The second insulating member 190 may have a structure that is similar to the first insulating member 180, and may include an insulating frame 191 and a thermally conductive member 192.

FIG. 5 is a perspective view of an insulating member of a secondary battery according to one or more other embodiments of the present disclosure, and FIG. 6 is an exploded perspective view illustrating a state in which an insulating frame and a thermally conductive member of the insulating member in FIG. 5 are separated. This insulating member 280 may replace the first insulating member 180 and the second insulating member 190 of the secondary battery shown in FIGS. 1 to 3.

Referring to FIGS. 5 and 6, the insulating member 280 includes an insulating frame 281 and a thermally conductive member 282. The insulating frame 281 may be formed with a plurality of partitioned cavities 285, and a plurality of thermally conductive material members 282 are provided and respectively inserted into the plurality of cavities 285. In some embodiments, the plurality of cavities 285 may be in the form of a slit extending along one direction, but a plurality of cavities 285 partitioned along a row direction or column direction also may be provided. In one or more embodiments, the disposition of the plurality of cavities 285 may be variously changed. In FIGS. 5 and 6, a through hole through which the first terminal pillar 141 passes to be coupled thereto may be further provided.

FIG. 7 is a perspective view of an insulating member of a secondary battery according to still one or more other embodiments of the present disclosure, and FIG. 8 is an exploded perspective view illustrating a state in which an insulating frame and a thermally conductive member of the insulating member in FIG. 7 are separated. This insulating member 380 may replace the first insulating member 180 and the second insulating member 190 of the secondary battery shown in FIGS. 1 to 3. Referring to FIGS. 7 and 8, the insulating member 380 may include an insulating frame 381 and a thermally conductive member 382. The insulating frame 381 may include a cavity 386 into which the thermally conductive member 382 is inserted, and may be provided with a cover plate 385 that covers one surface of the insulating frame 381. In some embodiments, the cavity 386 may have a groove shape provided in a direction from the other surface of the insulating frame 381, which is an opposite surface of one surface to the one surface.
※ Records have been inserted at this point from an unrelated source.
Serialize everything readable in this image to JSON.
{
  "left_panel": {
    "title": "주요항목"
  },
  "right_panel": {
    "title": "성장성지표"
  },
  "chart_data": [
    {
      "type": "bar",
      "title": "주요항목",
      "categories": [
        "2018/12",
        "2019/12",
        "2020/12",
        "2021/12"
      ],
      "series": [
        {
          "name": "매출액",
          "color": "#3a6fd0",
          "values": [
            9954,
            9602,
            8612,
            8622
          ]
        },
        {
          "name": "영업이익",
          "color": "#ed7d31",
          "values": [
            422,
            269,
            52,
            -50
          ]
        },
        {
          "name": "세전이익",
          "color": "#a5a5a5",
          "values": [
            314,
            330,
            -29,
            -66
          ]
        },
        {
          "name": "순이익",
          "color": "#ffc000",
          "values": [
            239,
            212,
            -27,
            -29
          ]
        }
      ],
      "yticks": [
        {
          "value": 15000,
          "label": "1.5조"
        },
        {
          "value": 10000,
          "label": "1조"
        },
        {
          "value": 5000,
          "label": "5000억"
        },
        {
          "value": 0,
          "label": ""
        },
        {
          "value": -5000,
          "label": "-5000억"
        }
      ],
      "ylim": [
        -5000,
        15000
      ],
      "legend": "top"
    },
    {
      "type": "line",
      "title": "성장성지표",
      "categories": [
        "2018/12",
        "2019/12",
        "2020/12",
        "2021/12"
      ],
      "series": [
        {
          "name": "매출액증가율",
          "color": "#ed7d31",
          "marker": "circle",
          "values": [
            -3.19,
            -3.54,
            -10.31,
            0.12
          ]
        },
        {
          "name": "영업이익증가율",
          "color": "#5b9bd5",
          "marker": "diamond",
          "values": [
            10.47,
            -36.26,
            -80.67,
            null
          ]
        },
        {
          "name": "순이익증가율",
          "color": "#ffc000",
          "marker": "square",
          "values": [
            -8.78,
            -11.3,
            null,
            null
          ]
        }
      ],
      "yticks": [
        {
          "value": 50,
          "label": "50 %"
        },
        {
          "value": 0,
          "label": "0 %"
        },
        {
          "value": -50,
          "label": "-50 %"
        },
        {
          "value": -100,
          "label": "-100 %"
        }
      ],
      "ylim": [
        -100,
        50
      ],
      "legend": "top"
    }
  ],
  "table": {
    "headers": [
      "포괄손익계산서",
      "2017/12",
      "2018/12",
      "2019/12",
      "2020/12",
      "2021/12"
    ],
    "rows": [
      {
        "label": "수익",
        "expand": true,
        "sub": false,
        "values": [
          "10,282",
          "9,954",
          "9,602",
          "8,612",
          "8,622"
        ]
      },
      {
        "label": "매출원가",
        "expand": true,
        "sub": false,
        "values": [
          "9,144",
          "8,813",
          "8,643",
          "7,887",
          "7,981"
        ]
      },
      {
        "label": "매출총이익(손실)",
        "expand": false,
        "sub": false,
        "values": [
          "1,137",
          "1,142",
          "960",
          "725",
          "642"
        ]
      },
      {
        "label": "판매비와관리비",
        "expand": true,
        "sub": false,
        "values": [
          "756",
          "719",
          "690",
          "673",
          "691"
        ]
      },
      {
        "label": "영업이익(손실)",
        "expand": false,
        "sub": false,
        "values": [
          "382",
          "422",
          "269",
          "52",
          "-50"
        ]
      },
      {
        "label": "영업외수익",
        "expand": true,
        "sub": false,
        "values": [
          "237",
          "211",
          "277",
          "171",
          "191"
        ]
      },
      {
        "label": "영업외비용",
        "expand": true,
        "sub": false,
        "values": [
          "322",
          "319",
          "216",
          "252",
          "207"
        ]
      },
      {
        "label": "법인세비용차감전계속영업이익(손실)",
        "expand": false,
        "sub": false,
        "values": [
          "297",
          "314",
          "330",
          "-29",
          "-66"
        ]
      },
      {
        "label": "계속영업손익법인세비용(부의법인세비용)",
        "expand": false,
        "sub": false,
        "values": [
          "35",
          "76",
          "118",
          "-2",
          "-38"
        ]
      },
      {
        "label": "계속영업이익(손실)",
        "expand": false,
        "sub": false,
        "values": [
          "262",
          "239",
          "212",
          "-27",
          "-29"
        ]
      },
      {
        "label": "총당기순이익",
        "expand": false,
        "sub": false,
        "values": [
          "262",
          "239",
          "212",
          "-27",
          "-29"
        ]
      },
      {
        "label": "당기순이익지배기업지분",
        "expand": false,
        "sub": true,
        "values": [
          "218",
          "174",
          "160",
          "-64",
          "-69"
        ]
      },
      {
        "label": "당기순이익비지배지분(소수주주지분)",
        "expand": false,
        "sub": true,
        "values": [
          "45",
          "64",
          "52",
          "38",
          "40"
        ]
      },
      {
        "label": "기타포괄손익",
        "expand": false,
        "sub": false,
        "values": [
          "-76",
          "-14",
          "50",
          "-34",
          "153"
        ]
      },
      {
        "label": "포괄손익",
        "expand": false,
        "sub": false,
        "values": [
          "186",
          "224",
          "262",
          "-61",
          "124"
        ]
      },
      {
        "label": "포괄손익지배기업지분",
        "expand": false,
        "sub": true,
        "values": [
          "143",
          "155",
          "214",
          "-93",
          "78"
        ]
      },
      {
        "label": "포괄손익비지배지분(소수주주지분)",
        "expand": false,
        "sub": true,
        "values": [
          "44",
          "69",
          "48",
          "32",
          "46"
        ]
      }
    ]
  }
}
In some embodiments, a through hole 387 through which the first terminal pillar 141 of the first terminal 140 passes may be formed in the cover plate 385. Further, the thermally conductive member 382 may have a through hole 388 through which the first terminal pillar 141 of the first terminal 140 passes. The thermally conductive member 382 may cover the cover plate 385 by filling the inside of the cavity 386. An upper surface of the insulating frame 381 may be located on the same plane as an upper surface of the thermally conductive member 382.

The cover plate 385 may have a thickness in a range of about 0.5 mm to about 3 mm. Because heat dissipation might not be suitable if the thickness of the cover plate 385 is too thick, the cover plate 385 was designed to have a thickness capable of suitably dissipating heat and securing structural strength.

A secondary battery according to one or more embodiments of the present disclosure can effectively dissipate the heat of a current collector plate by arranging an insulating member including a thermally conductive member having high thermal conductivity between a current collector plate and a cap plate.

However, aspects that can be acquired through the present disclosure are not limited to those described above, and other aspects, which are not mentioned, can be clearly understood by those skilled in the art from description of the present disclosure disclosed above.

The above description is only one or more embodiments for carrying out the present disclosure, and the present disclosure is not limited to the above, and as claimed in the following claims, the technical spirit of the present disclosure will be considered to the extent that various modifications can be made by anyone skilled in the art without departing from the gist of the present disclosure.